As reported by Green River District Health Department:
- New cases by county: Daviess (17), Hancock (1), Henderson (3), McLean (4), Ohio (1), Webster (4)
- New recoveries by county: Daviess (19), Henderson (8), McLean (2), Ohio (2), Webster (2)
- Total number of reported cases in the district: 21,313
- Total number of reported cases now recovered: 19,109 (90%)
- Total number of reported cases currently hospitalized: 10
- Total number of cases that have required hospitalization: 894 (4%)
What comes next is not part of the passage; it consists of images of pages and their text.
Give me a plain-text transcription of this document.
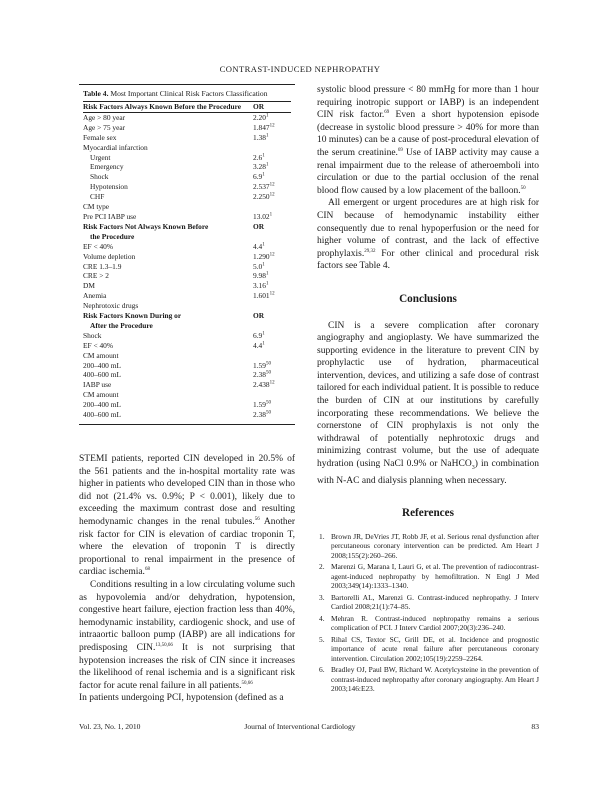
CONTRAST-INDUCED NEPHROPATHY
Table 4. Most Important Clinical Risk Factors Classification
Risk Factors Always Known Before the Procedure	OR
Age > 80 year	2.20$^1$
Age > 75 year	1.847$^{12}$
Female sex	1.38$^1$
Myocardial infarction	
Urgent	$2.6^1$
Emergency	3.28$^1$
Shock	$6.9^1$
Hypotension	2.537$^{12}$
CHF	2.250$^{12}$
CM type	
Pre PCI IABP use	13.02$^1$
Risk Factors Not Always Known Before	OR
the Procedure	
EF < 40%	$4.4^1$
Volume depletion	1.290$^{12}$
CRE 1.3–1.9	$5.0^1$
CRE > 2	9.98$^1$
DM	3.16$^1$
Anemia	1.601$^{12}$
Nephrotoxic drugs	
Risk Factors Known During or	OR
After the Procedure	
Shock	$6.9^1$
EF < 40%	$4.4^1$
CM amount	
200–400 mL	1.59$^{50}$
400–600 mL	2.38$^{50}$
IABP use	2.438$^{12}$
CM amount	
200–400 mL	1.59$^{50}$
400–600 mL	2.38$^{50}$

STEMI patients, reported CIN developed in 20.5% of the 561 patients and the in-hospital mortality rate was higher in patients who developed CIN than in those who did not (21.4% vs. 0.9%; P < 0.001), likely due to exceeding the maximum contrast dose and resulting hemodynamic changes in the renal tubules.$^{56}$ Another risk factor for CIN is elevation of cardiac troponin T, where the elevation of troponin T is directly proportional to renal impairment in the presence of cardiac ischemia.$^{68}$

Conditions resulting in a low circulating volume such as hypovolemia and/or dehydration, hypotension, congestive heart failure, ejection fraction less than 40%, hemodynamic instability, cardiogenic shock, and use of intraaortic balloon pump (IABP) are all indications for predisposing CIN.$^{13,50,66}$ It is not surprising that hypotension increases the risk of CIN since it increases the likelihood of renal ischemia and is a significant risk factor for acute renal failure in all patients.$^{50,66}$

In patients undergoing PCI, hypotension (defined as a

systolic blood pressure < 80 mmHg for more than 1 hour requiring inotropic support or IABP) is an independent CIN risk factor.$^{69}$ Even a short hypotension episode (decrease in systolic blood pressure > 40% for more than 10 minutes) can be a cause of post-procedural elevation of the serum creatinine.$^{69}$ Use of IABP activity may cause a renal impairment due to the release of atheroemboli into circulation or due to the partial occlusion of the renal blood flow caused by a low placement of the balloon.$^{50}$

All emergent or urgent procedures are at high risk for CIN because of hemodynamic instability either consequently due to renal hypoperfusion or the need for higher volume of contrast, and the lack of effective prophylaxis.$^{29,32}$ For other clinical and procedural risk factors see Table 4.

Conclusions

CIN is a severe complication after coronary angiography and angioplasty. We have summarized the supporting evidence in the literature to prevent CIN by prophylactic use of hydration, pharmaceutical intervention, devices, and utilizing a safe dose of contrast tailored for each individual patient. It is possible to reduce the burden of CIN at our institutions by carefully incorporating these recommendations. We believe the cornerstone of CIN prophylaxis is not only the withdrawal of potentially nephrotoxic drugs and minimizing contrast volume, but the use of adequate hydration (using NaCl 0.9% or NaHCO$_3$) in combination with N-AC and dialysis planning when necessary.

References
1. Brown JR, DeVries JT, Robb JF, et al. Serious renal dysfunction after percutaneous coronary intervention can be predicted. Am Heart J 2008;155(2):260–266.
2. Marenzi G, Marana I, Lauri G, et al. The prevention of radiocontrast-agent-induced nephropathy by hemofiltration. N Engl J Med 2003;349(14):1333–1340.
3. Bartorelli AL, Marenzi G. Contrast-induced nephropathy. J Interv Cardiol 2008;21(1):74–85.
4. Mehran R. Contrast-induced nephropathy remains a serious complication of PCI. J Interv Cardiol 2007;20(3):236–240.
5. Rihal CS, Textor SC, Grill DE, et al. Incidence and prognostic importance of acute renal failure after percutaneous coronary intervention. Circulation 2002;105(19):2259–2264.
6. Bradley OJ, Paul BW, Richard W. Acetylcysteine in the prevention of contrast-induced nephropathy after coronary angiography. Am Heart J 2003;146:E23.
Vol. 23, No. 1, 2010	Journal of Interventional Cardiology	83
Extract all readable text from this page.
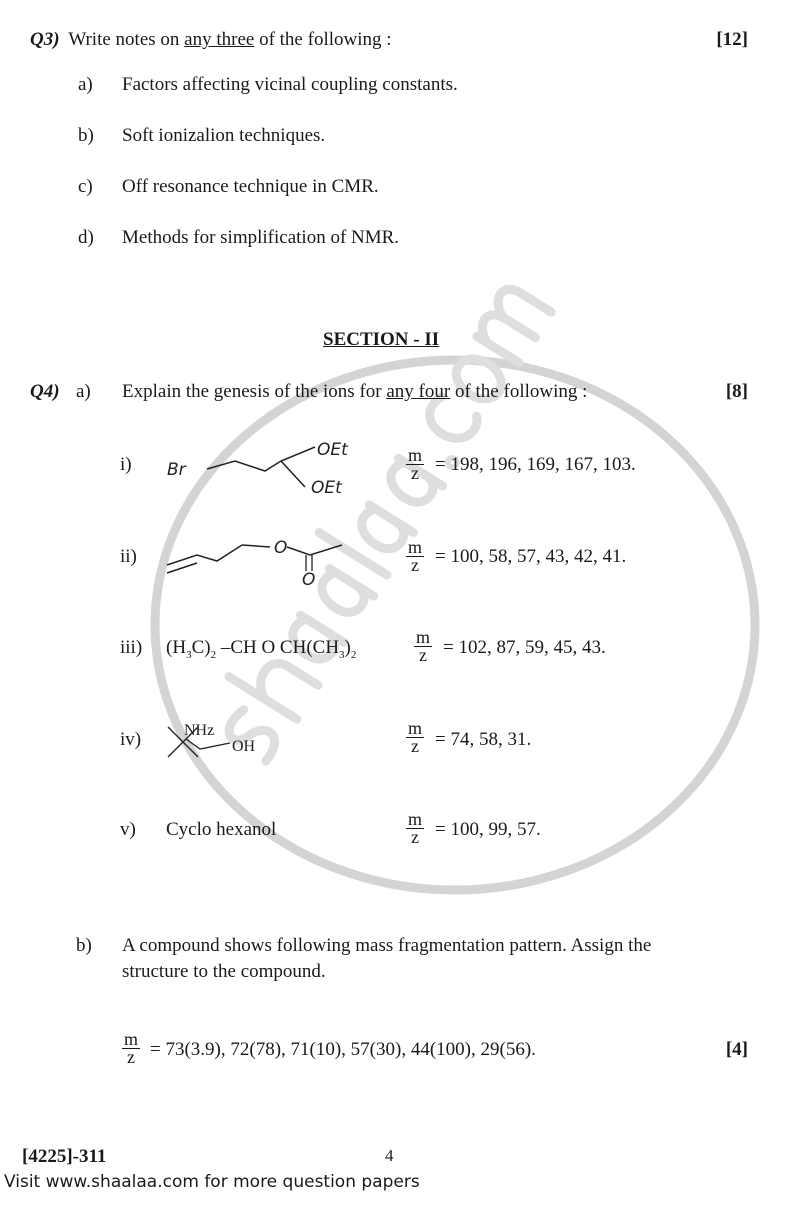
Q3) Write notes on any three of the following :	[12]
a) Factors affecting vicinal coupling constants.
b) Soft ionizalion techniques.
c) Off resonance technique in CMR.
d) Methods for simplification of NMR.
SECTION - II
Q4) a) Explain the genesis of the ions for any four of the following :	[8]
i) Br
OEt
OEt
$\frac{m}{z} = 198$, 196, 169, 167, 103.
ii)	O
O
$\frac{m}{z} = 100$, 58, 57, 43, 42, 41.
iii) $(H_3C)_2$ –CH O $CH(CH_3)_2$	$\frac{m}{z} = 102$, 87, 59, 45, 43.
iv)	NHz
OH	$\frac{m}{z} = 74$, 58, 31.
v) Cyclo hexanol	$\frac{m}{z} = 100$, 99, 57.
b) A compound shows following mass fragmentation pattern. Assign the
structure to the compound.
$\frac{m}{z} = 73(3.9)$, 72(78), 71(10), 57(30), 44(100), 29(56).	[4]
[4225]-311	4
Visit www.shaalaa.com for more question papers
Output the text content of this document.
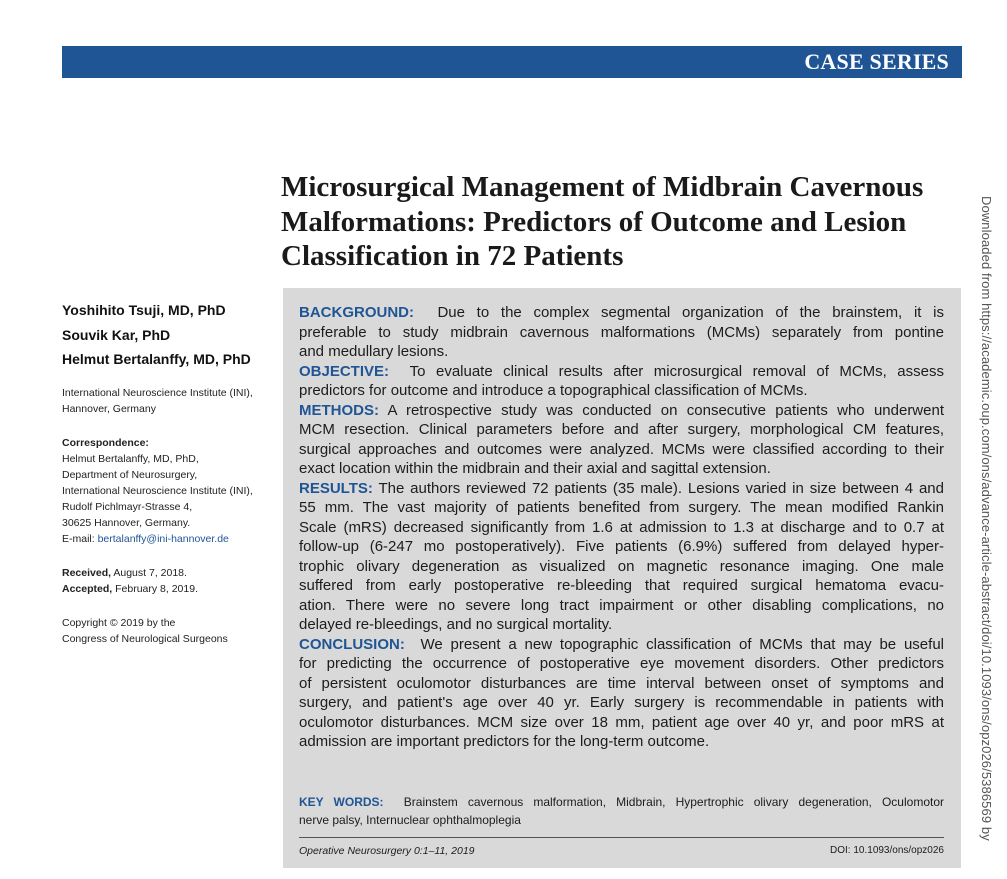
CASE SERIES
Microsurgical Management of Midbrain Cavernous
Malformations: Predictors of Outcome and Lesion
Classification in 72 Patients
Yoshihito Tsuji, MD, PhD
Souvik Kar, PhD
Helmut Bertalanffy, MD, PhD
International Neuroscience Institute (INI),
Hannover, Germany
Correspondence:
Helmut Bertalanffy, MD, PhD,
Department of Neurosurgery,
International Neuroscience Institute (INI),
Rudolf Pichlmayr-Strasse 4,
30625 Hannover, Germany.
E-mail: bertalanffy@ini-hannover.de
Received, August 7, 2018.
Accepted, February 8, 2019.
Copyright © 2019 by the
Congress of Neurological Surgeons
BACKGROUND: Due to the complex segmental organization of the brainstem, it is
preferable to study midbrain cavernous malformations (MCMs) separately from pontine
and medullary lesions.
OBJECTIVE: To evaluate clinical results after microsurgical removal of MCMs, assess
predictors for outcome and introduce a topographical classification of MCMs.
METHODS: A retrospective study was conducted on consecutive patients who underwent
MCM resection. Clinical parameters before and after surgery, morphological CM features,
surgical approaches and outcomes were analyzed. MCMs were classified according to their
exact location within the midbrain and their axial and sagittal extension.
RESULTS: The authors reviewed 72 patients (35 male). Lesions varied in size between 4 and
55 mm. The vast majority of patients benefited from surgery. The mean modified Rankin
Scale (mRS) decreased significantly from 1.6 at admission to 1.3 at discharge and to 0.7 at
follow-up (6-247 mo postoperatively). Five patients (6.9%) suffered from delayed hyper-
trophic olivary degeneration as visualized on magnetic resonance imaging. One male
suffered from early postoperative re-bleeding that required surgical hematoma evacu-
ation. There were no severe long tract impairment or other disabling complications, no
delayed re-bleedings, and no surgical mortality.
CONCLUSION: We present a new topographic classification of MCMs that may be useful
for predicting the occurrence of postoperative eye movement disorders. Other predictors
of persistent oculomotor disturbances are time interval between onset of symptoms and
surgery, and patient's age over 40 yr. Early surgery is recommendable in patients with
oculomotor disturbances. MCM size over 18 mm, patient age over 40 yr, and poor mRS at
admission are important predictors for the long-term outcome.
KEY WORDS: Brainstem cavernous malformation, Midbrain, Hypertrophic olivary degeneration, Oculomotor
nerve palsy, Internuclear ophthalmoplegia
Operative Neurosurgery 0:1–11, 2019	DOI: 10.1093/ons/opz026
Downloaded from https://academic.oup.com/ons/advance-article-abstract/doi/10.1093/ons/opz026/5386569 by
- Total number of deaths in the district: 385
The county totals to date are:
- Daviess County – 10,189 cases, 9,221 recovered, 2 current hospitalizations, 361 ever hospitalized, 176 deaths
- Hancock County – 832 cases, 742 recovered, 0 current hospitalizations, 22 ever hospitalized, 16 deaths
- Henderson County – 4,503 cases, 3,923 recovered, 3 current hospitalizations, 211 ever hospitalized, 75 deaths
- McLean County – 856 cases, 780 recovered, 0 current hospitalizations, 50 ever hospitalized, 28 deaths
- Ohio County – 2,467 cases, 2,236 recovered, 1 current hospitalization, 124 ever hospitalized, 55 deaths
- Union County – 1,270 cases, 1,162 recovered, 1 current hospitalization, 67 ever hospitalized, 15 deaths
- Webster County – 1,196 cases, 1,045 recovered, 3 current hospitalizations, 59 ever hospitalized, 20 deaths
Demographics (not all demographic information is available because of incomplete reporting from a testing site):
- Age range: 1 month-102 years old
- Average age: 43
- Male: 46.7%
- Female: 53.3%
Cases by age range are :
- <1 — 88 cases
- 1-11 — 785 cases
- 12-19 — 1,973 cases
- 20-29 — 3,530 cases
- 30-39 — 3,380 cases
- 40-49 — 3,333 cases
- 50-59 — 3,062 cases
- 60-69 — 2,540 cases
- 70-79 — 1,551 cases
- 80+ — 1,071 cases
The cases reported by GRDHD have been investigated and confirmed locally. These cases are then reported to the Kentucky Department for Public Health. This process sometimes may result in lags between state and local reporting and some discrepancies from duplicate reports.